On November 23, 2020, 19-year-old Aidan Ellison, who was Black, was shot and killed by Robert Paul Keegan, a white male, in the parking lot of a hotel in Ashland, Oregon. It was the City’s only homicide for the year. The pair got into an argument over Ellison playing loud music and Keegan pulled out a gun and shot Ellison in the chest.

If this story sounds eerily familiar it’s because eight years to the day, Jordan Davis, a 17-year-old Black teen, was shot and killed in Florida by a white man who complained about Davis and his friend playing their music too loud in a gas station.

Black youth are always seen through the lens of criminality and are most often subjected to a quick escalation in violence from citizens and law enforcement. The deaths of Trayvon Martin, Tamir Rice, Michel Brown, and LaQuan McDonald are just a few examples of extreme amounts of violence being inflicted upon Black youth for non-threatening behavior.

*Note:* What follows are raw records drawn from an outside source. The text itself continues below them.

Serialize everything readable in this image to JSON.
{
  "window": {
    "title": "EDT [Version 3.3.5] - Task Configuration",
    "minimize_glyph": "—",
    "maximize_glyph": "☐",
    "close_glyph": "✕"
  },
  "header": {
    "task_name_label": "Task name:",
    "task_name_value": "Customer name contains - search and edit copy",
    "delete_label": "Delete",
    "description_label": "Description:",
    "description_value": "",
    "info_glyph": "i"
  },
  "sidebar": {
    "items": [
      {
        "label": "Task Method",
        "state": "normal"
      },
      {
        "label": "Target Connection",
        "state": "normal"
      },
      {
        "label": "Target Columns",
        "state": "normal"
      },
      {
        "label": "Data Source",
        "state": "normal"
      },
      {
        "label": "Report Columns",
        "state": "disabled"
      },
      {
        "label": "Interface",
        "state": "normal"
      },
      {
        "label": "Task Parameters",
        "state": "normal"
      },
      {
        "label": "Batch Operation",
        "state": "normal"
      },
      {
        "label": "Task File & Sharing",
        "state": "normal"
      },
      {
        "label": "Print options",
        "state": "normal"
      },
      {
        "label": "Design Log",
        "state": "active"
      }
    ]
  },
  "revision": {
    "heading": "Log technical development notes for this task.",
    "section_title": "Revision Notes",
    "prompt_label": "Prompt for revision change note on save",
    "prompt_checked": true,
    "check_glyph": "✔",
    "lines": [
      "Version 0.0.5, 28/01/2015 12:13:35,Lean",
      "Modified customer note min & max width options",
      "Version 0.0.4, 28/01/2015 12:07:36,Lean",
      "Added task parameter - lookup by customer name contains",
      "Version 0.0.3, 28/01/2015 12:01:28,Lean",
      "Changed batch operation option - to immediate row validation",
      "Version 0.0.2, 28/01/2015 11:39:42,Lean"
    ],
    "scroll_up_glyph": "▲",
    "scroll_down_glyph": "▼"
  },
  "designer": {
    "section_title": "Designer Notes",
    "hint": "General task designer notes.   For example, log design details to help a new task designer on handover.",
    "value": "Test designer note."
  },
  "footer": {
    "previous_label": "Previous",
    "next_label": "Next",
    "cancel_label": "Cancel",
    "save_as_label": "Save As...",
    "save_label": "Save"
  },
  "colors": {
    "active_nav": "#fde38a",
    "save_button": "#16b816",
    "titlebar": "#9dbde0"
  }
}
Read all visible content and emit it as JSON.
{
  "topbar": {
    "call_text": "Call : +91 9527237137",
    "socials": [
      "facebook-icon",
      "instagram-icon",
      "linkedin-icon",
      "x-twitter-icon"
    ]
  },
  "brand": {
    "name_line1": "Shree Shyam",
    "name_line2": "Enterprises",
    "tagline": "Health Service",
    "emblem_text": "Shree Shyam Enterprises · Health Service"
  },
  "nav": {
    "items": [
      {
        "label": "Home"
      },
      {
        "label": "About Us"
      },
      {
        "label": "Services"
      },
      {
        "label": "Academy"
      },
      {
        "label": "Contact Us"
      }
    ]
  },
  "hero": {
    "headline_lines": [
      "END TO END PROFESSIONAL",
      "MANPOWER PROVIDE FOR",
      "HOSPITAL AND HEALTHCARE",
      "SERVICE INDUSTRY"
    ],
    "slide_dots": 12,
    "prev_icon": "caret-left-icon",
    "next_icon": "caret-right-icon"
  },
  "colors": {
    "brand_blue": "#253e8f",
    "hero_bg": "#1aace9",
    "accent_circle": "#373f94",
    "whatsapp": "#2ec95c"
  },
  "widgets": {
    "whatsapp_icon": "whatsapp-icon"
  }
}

The senseless killing of Black youth for making someone of the opposite race feel uncomfortable has a long and deep tradition in this country. Emmitt Till was murdered in 1955 for offending a white woman, and 65 years later, Black youth are still being lynched for offending a white person. Given the state of race relations in this country, this tradition shows no sign of slowing.

It’s up to each and every one of us to keep beating the drum of justice for those who are no longer here to speak for themselves. Do it for Jordan and Aidan. Because their lives mattered.